One theory holds that we live multiple lives, between which we meet with sage elders in a place I’ll call the Other Side to review our progress and plan our next move—which may be to return to Earth in a new body. Psychics, mediums, and even psychologists who use hypnotism for soul regression sessions advise us that the prime directive for our souls is to advance to a higher level of consciousness through both experience and study—here and beyond. Some would say we work to approach the Source or God.
Among other books, I read what is presented as a 15-year compilation of the observations of hundreds of psychics, mediums, and those who’ve had near death experiences written by a former private investigator named Bob Olson. The book is titled, appropriately enough, Answers about the Afterlife. On his website, Olson offers a national directory of spiritual professionals he has deemed to be authentically gifted. I decided to use it.
Why? I’ve reached a point in my lifetime when I want to achieve as much advancement as I can before I die. If I could be regressed to a time between lives, I might find out specifically what I can do. Why not try? What could I lose but my birthday money? I felt like Timothy Leary experimenting with LSD—but not that foolhardy.
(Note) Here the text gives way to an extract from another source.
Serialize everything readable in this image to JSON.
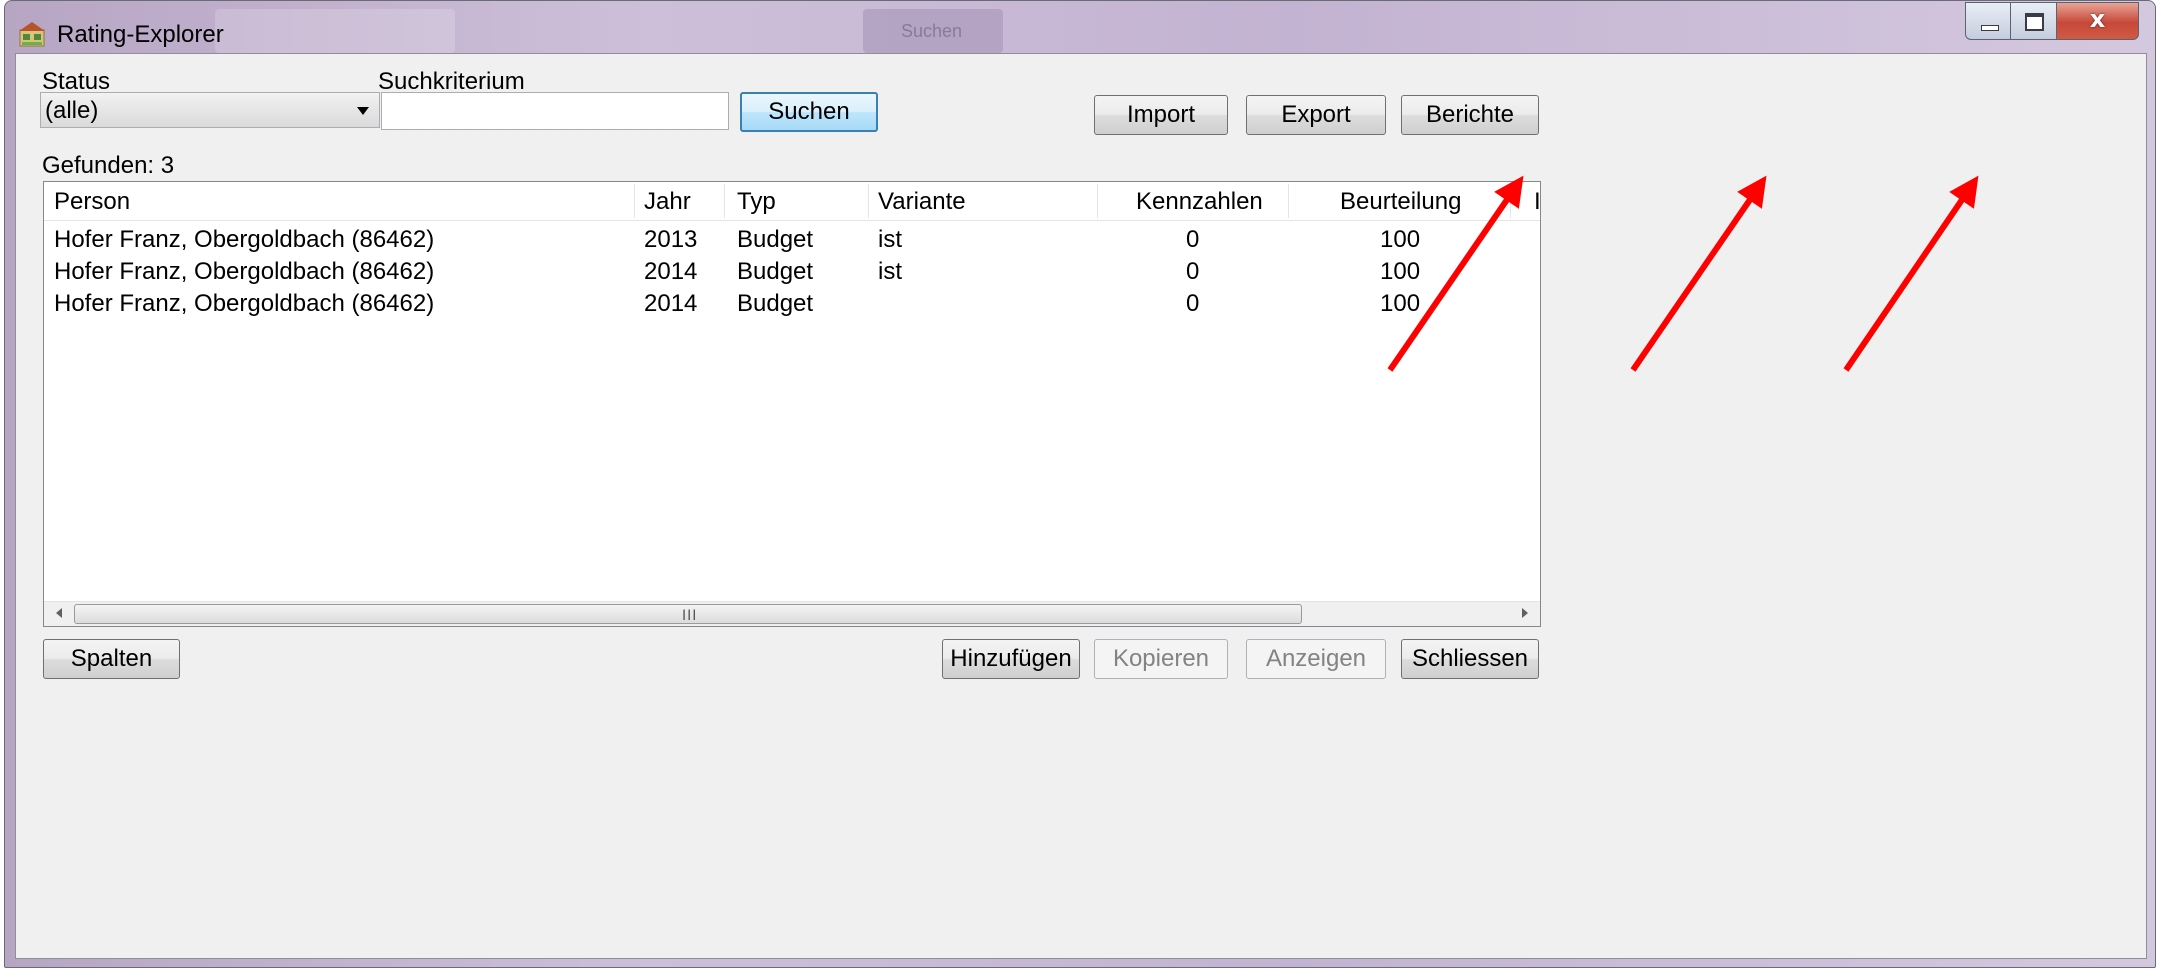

I called a famous psychic, although I was nervous about her prices. “I don’t do regressions except for healing,” she told me. “But let’s get together for coffee. I don’t have much chance to meet someone like you.” Like me? When we eventually sat down together in a coffee shop, I asked her what she meant. She said she could live a hundred years and never meet another person like me—an old, wise soul who has lived so many lives. Oh.
What does it mean to be wise? Honestly, I can’t say I’m comfortable calling myself wise. I’ve made too many foolish choices. However, I suppose wise people are still people, after all, and subject to human failings. I can affirm that I have been especially empathetic with certain people over the years—and occasionally able to say or write something helpful at precisely the right moment. If you can accept that fact as proof of wisdom, sign me up. If not, that’s okay with me. The psychic obviously believed what she said, because she shared some of her personal concerns with me and then didn’t charge me a dime for three hours of conversation.
I could laugh off her comments, I suppose, but what if she’s correct? What do you do with wisdom as opposed to lots of information? How can I rely on wisdom guiding me when I’ve made so many mistakes? What responsibilities do I need to honor?
I imagine Lucy from Peanuts setting up her advice booth. I don’t believe in telling anyone else what to do. To me, free will is a grave responsibility we can’t shuffle onto anyone else. We’re here to make choices and learn from the consequences. The best I can do for anyone is to point out options and/or lend encouragement. The psychic told me I’m here to inspire, to speak for those with no voice. I guess I’ll continue writing my blogs and novels.
I’m not sure why I feel unsettled by the insights the psychic provided. She told me to stop struggling to fit in with other people; try new experiences. Perhaps I’m accepting something familiar, something that makes me feel exposed. It was easier to be background. Who would I be if I stepped into a spotlight? Is that next? What do you think?